I look at the spring flowers, announcing the promise of rebirth and renewal, and I remember the time I picked a flower out of Grandma's flowerbed to give to her.  Because Grandma loved flowers- even her pre-school aged grandchildren knew that, and my 4 or 5 year-old brain didn't have any concern other than making Grandma smile.  I recall being confused that Grandma wasn't as delighted as I was.  She thanked me kindly, in true Grandma-fashion, and then gently explained that the flowers like to stay in the ground.  If you take them out of the ground, they will die.  Oops.

Today for lunch I had chicken-dumpling soup, which reminded me of my favorite Grandma Nell soup: chicken-corn-rivel.  It made me sad that I didn't have a chunk of cheddar or colby cheese to slice off and eat.  Grandma made a mean homemade soup, and it was usually served with cheese and crackers.
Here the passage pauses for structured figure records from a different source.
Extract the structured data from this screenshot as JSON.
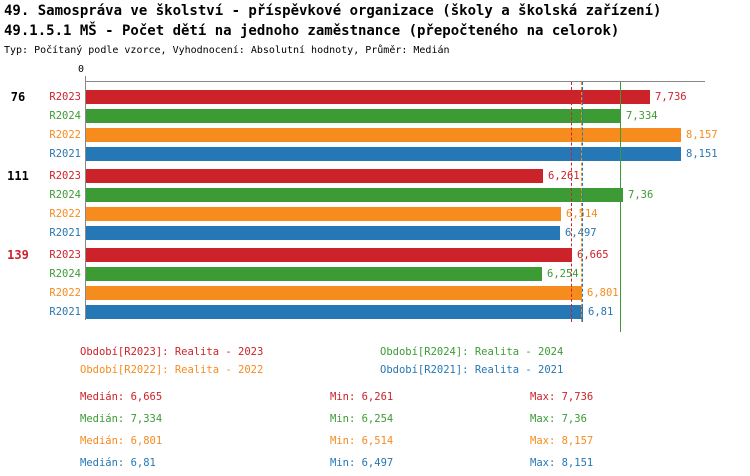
{
  "page": {
    "title_line1": "49. Samospráva ve školství - příspěvkové organizace (školy a školská zařízení)",
    "title_line2": "49.1.5.1 MŠ - Počet dětí na jednoho zaměstnance (přepočteného na celorok)",
    "subtitle": "Typ: Počítaný podle vzorce, Vyhodnocení: Absolutní hodnoty, Průměr: Medián"
  },
  "chart_data": {
    "type": "bar",
    "orientation": "horizontal",
    "x_axis": {
      "origin_label": "0",
      "min": 0,
      "max": 8.5,
      "grid": false
    },
    "series": [
      {
        "key": "R2023",
        "row_label": "R2023",
        "color": "#cc2229",
        "legend_label": "Období[R2023]: Realita - 2023",
        "median": 6.665,
        "median_text": "Medián: 6,665",
        "min_text": "Min: 6,261",
        "max_text": "Max: 7,736"
      },
      {
        "key": "R2024",
        "row_label": "R2024",
        "color": "#3c9b35",
        "legend_label": "Období[R2024]: Realita - 2024",
        "median": 7.334,
        "median_text": "Medián: 7,334",
        "min_text": "Min: 6,254",
        "max_text": "Max: 7,36"
      },
      {
        "key": "R2022",
        "row_label": "R2022",
        "color": "#f68b1e",
        "legend_label": "Období[R2022]: Realita - 2022",
        "median": 6.801,
        "median_text": "Medián: 6,801",
        "min_text": "Min: 6,514",
        "max_text": "Max: 8,157"
      },
      {
        "key": "R2021",
        "row_label": "R2021",
        "color": "#2677b5",
        "legend_label": "Období[R2021]: Realita - 2021",
        "median": 6.81,
        "median_text": "Medián: 6,81",
        "min_text": "Min: 6,497",
        "max_text": "Max: 8,151"
      }
    ],
    "groups": [
      {
        "label": "76",
        "label_color": "#000000",
        "bars": [
          {
            "series": "R2023",
            "value": 7.736,
            "display": "7,736"
          },
          {
            "series": "R2024",
            "value": 7.334,
            "display": "7,334"
          },
          {
            "series": "R2022",
            "value": 8.157,
            "display": "8,157"
          },
          {
            "series": "R2021",
            "value": 8.151,
            "display": "8,151"
          }
        ]
      },
      {
        "label": "111",
        "label_color": "#000000",
        "bars": [
          {
            "series": "R2023",
            "value": 6.261,
            "display": "6,261"
          },
          {
            "series": "R2024",
            "value": 7.36,
            "display": "7,36"
          },
          {
            "series": "R2022",
            "value": 6.514,
            "display": "6,514"
          },
          {
            "series": "R2021",
            "value": 6.497,
            "display": "6,497"
          }
        ]
      },
      {
        "label": "139",
        "label_color": "#cc2229",
        "bars": [
          {
            "series": "R2023",
            "value": 6.665,
            "display": "6,665"
          },
          {
            "series": "R2024",
            "value": 6.254,
            "display": "6,254"
          },
          {
            "series": "R2022",
            "value": 6.801,
            "display": "6,801"
          },
          {
            "series": "R2021",
            "value": 6.81,
            "display": "6,81"
          }
        ]
      }
    ]
  }
}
It's strange to think that I have received my final letter from her; that there will be no more trips to St. Marys for a visit; that I can't ask her any more questions about my mom's childhood; that she isn't here anymore.  On the other hand, I'm really happy for her.  I don't think any of us really know how heaven works, but I know it's there; and I know she's there.  And I hope she's having a grand old time, with a new body that doesn't need a pacemaker or hearing aids.  I hope she's enjoying catching up with her parents, siblings, friends, husband, and her youngest daughter- my mom.  I hope they're telling the same old family stories and looking forward to the day when we'll all be together again.  I know I am.